Kidney disease can cause various symptoms, depending on the type of kidney disorder. Kidney infections may develop into ureteral stones and nephrotuberculosis. Chronic dehydration may develop into icterus or hematuria. Renal failure may develop into cardiomyopathy, or inadequate pumping action of the heart.
If these symptoms do not show themselves for more than a couple of days, they are not likely to indicate a problem with kidney function. However, if these symptoms do appear after a period of two or more weeks, it is very important to have it checked out by a doctor. Acute kidney injury (AKI) may develop when the patient has to use dialysis repeatedly or if he/she has experienced kidney failure previously. This is a life-threatening condition that requires immediate medical attention. Anyone who experiences acute kidney injury should seek immediate medical attention.
In patients who suffer from dialysis, kidney failure often develops because of a drop in blood pressure or inadequate nutrient intake due to insufficient water intake. Patients who cannot drink enough water or have prolonged dialysis can develop kidney diseases such as renal calculi and end-stage renal failure. Patients with AKI can also develop calcium stones. However, kidney diseases that have no early symptoms can still lead to kidney failure and kidney damage if dialysis does not improve. For instance, non-prevention kidney failure is associated with the use of dialysis, and patients with non-prevention kidney failure cannot take the medications necessary to prevent kidney damage.

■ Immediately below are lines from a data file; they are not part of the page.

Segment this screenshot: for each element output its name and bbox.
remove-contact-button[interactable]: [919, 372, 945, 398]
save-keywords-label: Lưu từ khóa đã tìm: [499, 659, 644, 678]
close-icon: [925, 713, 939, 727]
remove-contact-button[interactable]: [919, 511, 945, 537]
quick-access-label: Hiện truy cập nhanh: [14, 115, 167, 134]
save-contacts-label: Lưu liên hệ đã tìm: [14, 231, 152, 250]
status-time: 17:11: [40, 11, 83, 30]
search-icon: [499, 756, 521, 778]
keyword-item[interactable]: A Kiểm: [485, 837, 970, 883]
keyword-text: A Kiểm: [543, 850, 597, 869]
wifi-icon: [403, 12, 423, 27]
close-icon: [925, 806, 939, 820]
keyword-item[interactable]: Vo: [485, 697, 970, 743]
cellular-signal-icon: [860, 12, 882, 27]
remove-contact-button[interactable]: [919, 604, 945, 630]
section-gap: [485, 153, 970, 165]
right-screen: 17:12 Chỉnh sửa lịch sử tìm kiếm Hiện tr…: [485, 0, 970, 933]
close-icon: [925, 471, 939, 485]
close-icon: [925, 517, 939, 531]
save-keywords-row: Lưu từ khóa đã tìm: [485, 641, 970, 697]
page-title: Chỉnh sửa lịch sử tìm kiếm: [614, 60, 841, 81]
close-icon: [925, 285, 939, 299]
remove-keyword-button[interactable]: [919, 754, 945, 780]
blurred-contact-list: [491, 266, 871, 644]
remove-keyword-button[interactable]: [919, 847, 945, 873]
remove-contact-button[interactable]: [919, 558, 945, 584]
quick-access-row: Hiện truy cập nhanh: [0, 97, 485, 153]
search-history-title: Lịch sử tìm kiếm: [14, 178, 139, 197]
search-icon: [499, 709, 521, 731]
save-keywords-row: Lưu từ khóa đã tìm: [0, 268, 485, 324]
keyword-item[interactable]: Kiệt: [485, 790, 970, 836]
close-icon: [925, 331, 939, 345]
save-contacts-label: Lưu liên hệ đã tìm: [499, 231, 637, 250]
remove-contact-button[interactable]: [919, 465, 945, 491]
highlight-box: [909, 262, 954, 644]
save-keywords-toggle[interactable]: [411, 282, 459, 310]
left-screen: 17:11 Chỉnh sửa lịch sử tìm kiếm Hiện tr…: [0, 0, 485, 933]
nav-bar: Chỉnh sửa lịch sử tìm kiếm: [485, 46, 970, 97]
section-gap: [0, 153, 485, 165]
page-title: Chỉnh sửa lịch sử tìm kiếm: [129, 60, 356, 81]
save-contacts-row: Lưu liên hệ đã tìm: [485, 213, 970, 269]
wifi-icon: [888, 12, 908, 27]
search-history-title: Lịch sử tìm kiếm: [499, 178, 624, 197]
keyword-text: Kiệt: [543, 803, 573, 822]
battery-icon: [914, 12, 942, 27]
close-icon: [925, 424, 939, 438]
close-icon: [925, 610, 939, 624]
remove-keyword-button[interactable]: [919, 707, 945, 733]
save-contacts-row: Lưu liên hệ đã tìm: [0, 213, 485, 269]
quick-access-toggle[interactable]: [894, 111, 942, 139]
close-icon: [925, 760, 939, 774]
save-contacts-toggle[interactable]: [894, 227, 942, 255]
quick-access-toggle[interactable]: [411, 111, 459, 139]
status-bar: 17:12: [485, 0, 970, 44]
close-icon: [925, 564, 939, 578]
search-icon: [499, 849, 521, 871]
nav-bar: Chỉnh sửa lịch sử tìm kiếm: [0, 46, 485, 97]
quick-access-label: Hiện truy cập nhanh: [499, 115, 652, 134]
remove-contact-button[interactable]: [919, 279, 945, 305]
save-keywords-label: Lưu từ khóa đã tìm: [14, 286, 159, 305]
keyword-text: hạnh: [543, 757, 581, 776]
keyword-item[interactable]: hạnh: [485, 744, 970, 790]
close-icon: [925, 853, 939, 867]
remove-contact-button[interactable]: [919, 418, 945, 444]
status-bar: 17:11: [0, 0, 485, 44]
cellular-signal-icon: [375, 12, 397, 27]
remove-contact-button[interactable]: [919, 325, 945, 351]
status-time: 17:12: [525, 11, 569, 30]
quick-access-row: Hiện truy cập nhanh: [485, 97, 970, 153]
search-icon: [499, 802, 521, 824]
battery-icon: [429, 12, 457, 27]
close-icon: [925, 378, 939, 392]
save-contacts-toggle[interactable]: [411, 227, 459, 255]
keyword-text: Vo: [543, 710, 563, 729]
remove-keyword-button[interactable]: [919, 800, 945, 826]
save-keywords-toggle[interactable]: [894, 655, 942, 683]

There are types of kidney disease that affect only the bladder, testes, lungs, heart and some parts of the nervous system, such as the spinal cord. These are called primary and secondary conditions. When the kidneys are damaged from chronic conditions, patients may suffer from chronic kidney disease for the rest of their lives, even if the symptoms are relieved through treatment.
The symptoms of chronic kidney disease usually manifest later in the course of the disease, after years of untreated kidney damage. Some of these diseases include cystic fibrosis, childhood diabetes, congenital heart defects, kidney stones and some forms of cancer.
Patients with diabetes are at a higher risk of developing kidney disease. The most common type of kidney disease occurs when the pancreas is not able to produce enough insulin to get glucose from food and transfer it to the bloodstream, resulting in diabetes. Chronic type I diabetes involves the pancreas not producing enough insulin and usually requires frequent injections of insulin. In cases of type II diabetes, which is considered the adult version of juvenile diabetes, the pancreas is either unable to produce sufficient insulin or produces too much insulin, both of which are factors in the increased risk of kidney disease.